Gender Pay Gap
Female science professors are paid thousands of pounds less than their male counterparts, despite carrying out similar duties according to a report on the latest university salaries of senior scientists. The new figures emerged from freedom of information requests sent by the Sunday Times to more than 90 British universities, focusing on senior academics. Female scientists paid £5,000 less a year than their male counterparts, report finds (The Independent).
HEFCE have launched a consultation on a new approach to quality assessment to meet the future needs of students, employers and the sector. The proposals are intended to move away from a process-driven, tick-box approach to checking standards in universities. Instead, there would be less emphasis on regular external institutional reviews and more focus on outcomes affecting students, such as drop-out rates, feedback from the National Student Survey and graduates’ employment prospects. University standards checks overhaul (BBC News).
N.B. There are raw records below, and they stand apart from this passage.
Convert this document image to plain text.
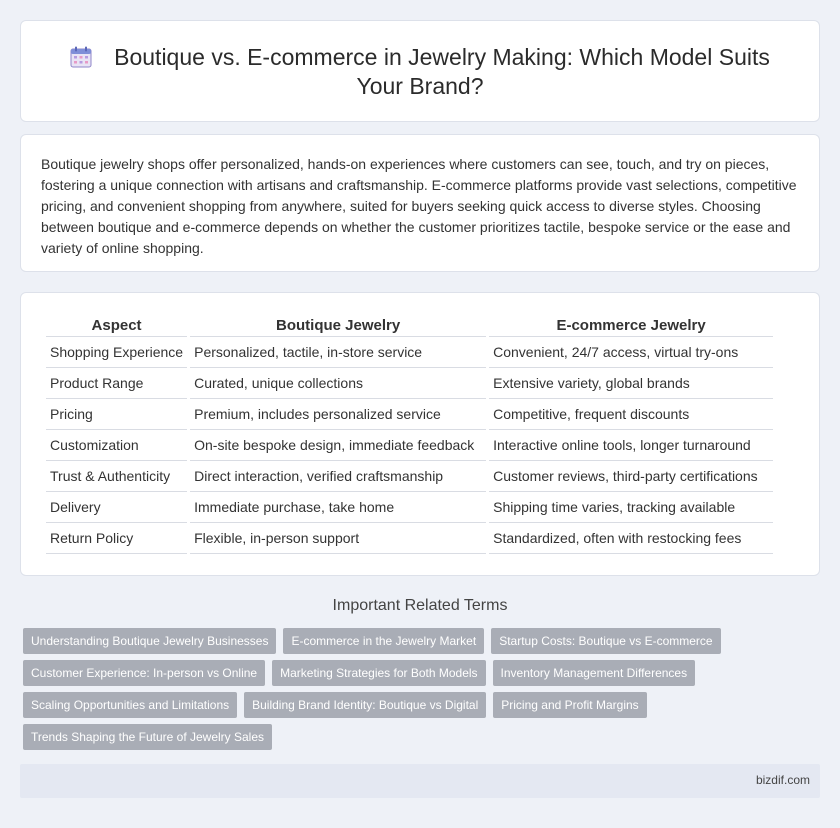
Boutique vs. E-commerce in Jewelry Making: Which Model Suits Your Brand?

Boutique jewelry shops offer personalized, hands-on experiences where customers can see, touch, and try on pieces, fostering a unique connection with artisans and craftsmanship. E-commerce platforms provide vast selections, competitive pricing, and convenient shopping from anywhere, suited for buyers seeking quick access to diverse styles. Choosing between boutique and e-commerce depends on whether the customer prioritizes tactile, bespoke service or the ease and variety of online shopping.

Aspect	Boutique Jewelry	E-commerce Jewelry
Shopping Experience	Personalized, tactile, in-store service	Convenient, 24/7 access, virtual try-ons
Product Range	Curated, unique collections	Extensive variety, global brands
Pricing	Premium, includes personalized service	Competitive, frequent discounts
Customization	On-site bespoke design, immediate feedback	Interactive online tools, longer turnaround
Trust & Authenticity	Direct interaction, verified craftsmanship	Customer reviews, third-party certifications
Delivery	Immediate purchase, take home	Shipping time varies, tracking available
Return Policy	Flexible, in-person support	Standardized, often with restocking fees
Important Related Terms
Understanding Boutique Jewelry Businesses	E-commerce in the Jewelry Market	Startup Costs: Boutique vs E-commerce
Customer Experience: In-person vs Online	Marketing Strategies for Both Models	Inventory Management Differences
Scaling Opportunities and Limitations	Building Brand Identity: Boutique vs Digital	Pricing and Profit Margins
Trends Shaping the Future of Jewelry Sales
bizdif.com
David Cameron has responded quickly following the terrorist act in Tunisia warning that Britain was engaged in a generational struggle against terrorism and outlined plans to crack down on those who tolerate such extremism. This includes pressing ahead with legislation to blacklist extremists from appearing on the airwaves and speaking at universities. Schools will be told today to look out for pupils being groomed by extremists. Check schools for future terrorists, heads are told (The Times).
Mike Boxell, Higher Education Expert at PA Consulting, has written a piece for the Guardian HE blog about the findings of their HE Survey 2015 which reveals how UK universities compare against their global competitors. The survey revealed that in almost every area of educational innovation, they saw the UK lagging international competitors and said the most important developments were happening overseas. The UK’s outmoded universities must modernise or risk falling far behind (Guardian Higher Education Network).
Jo Johnson’s Speech on HE
The Universities Minister gave his first major speech since the election on higher education at UUK. He reiterated the government’s recognition of the value of higher education to the success of the country but reminded the sector that it is vital they demonstrate value for money for students and the taxpayer. He also restated the government’s commitment to widening participation and asked universities to consider introducing grade point average alongside traditional degree classifications. His speech focused on his commitment to introducing the Teaching Excellence Framework which will aim to ensure all students receive an excellent teaching experience and to build a culture where teaching has equal status with research. News blog: Jo Johnson asks TEF questions and gives ‘polished non-answers’ (THE).
Nurses/Allied Health Professional Degrees
The funding system for nursing, midwifery and allied health professional degrees is no longer working and needs to change, a joint statement by the Council of Deans of Health and Universities UK has said. It was also claimed that the existing system of National Health Service grants has left universities short-changed, as funding for nursing and physiotherapy courses is now the lowest of any subject in higher education. Universities call for nurse education funding reform (THE).
The latest national data from the new Destination of Leavers from Higher Education (DLHE) survey has been released. These statistics reveal that 93.3% of 2014’s Bournemouth University graduates are in work or further study six months after graduating. UKPIs: Employment of leavers (HESA). BU celebrates rise in graduate employability stats (Bournemouth University).
Coverage of Jo Johnson’s Speech
Degree classification/GPA- traditional degree marks will become obsolete and a new 13-point system will be introduced because too many students are receiving firsts and 2:1s, says Jo Johnson. Traditional university degree honours obsolete as new 13-point system unveiled (The Daily Telegraph).
Universities will have to show they are providing high quality teaching and giving value for money under plans outlined by Jo Johnson. Universities must prove they are excellent at teaching, minister says (The Guardian).
Sir Leszek Borysiewicz, Vice-Chancellor of the University of Cambridge, has claimed that the Conservatives’ goal to cut net migration is driven by a negative account of immigration that risks damaging UK higher education. UK universities at risk from ‘ill-informed’ immigration debate, warns Cambridge v-c (THE).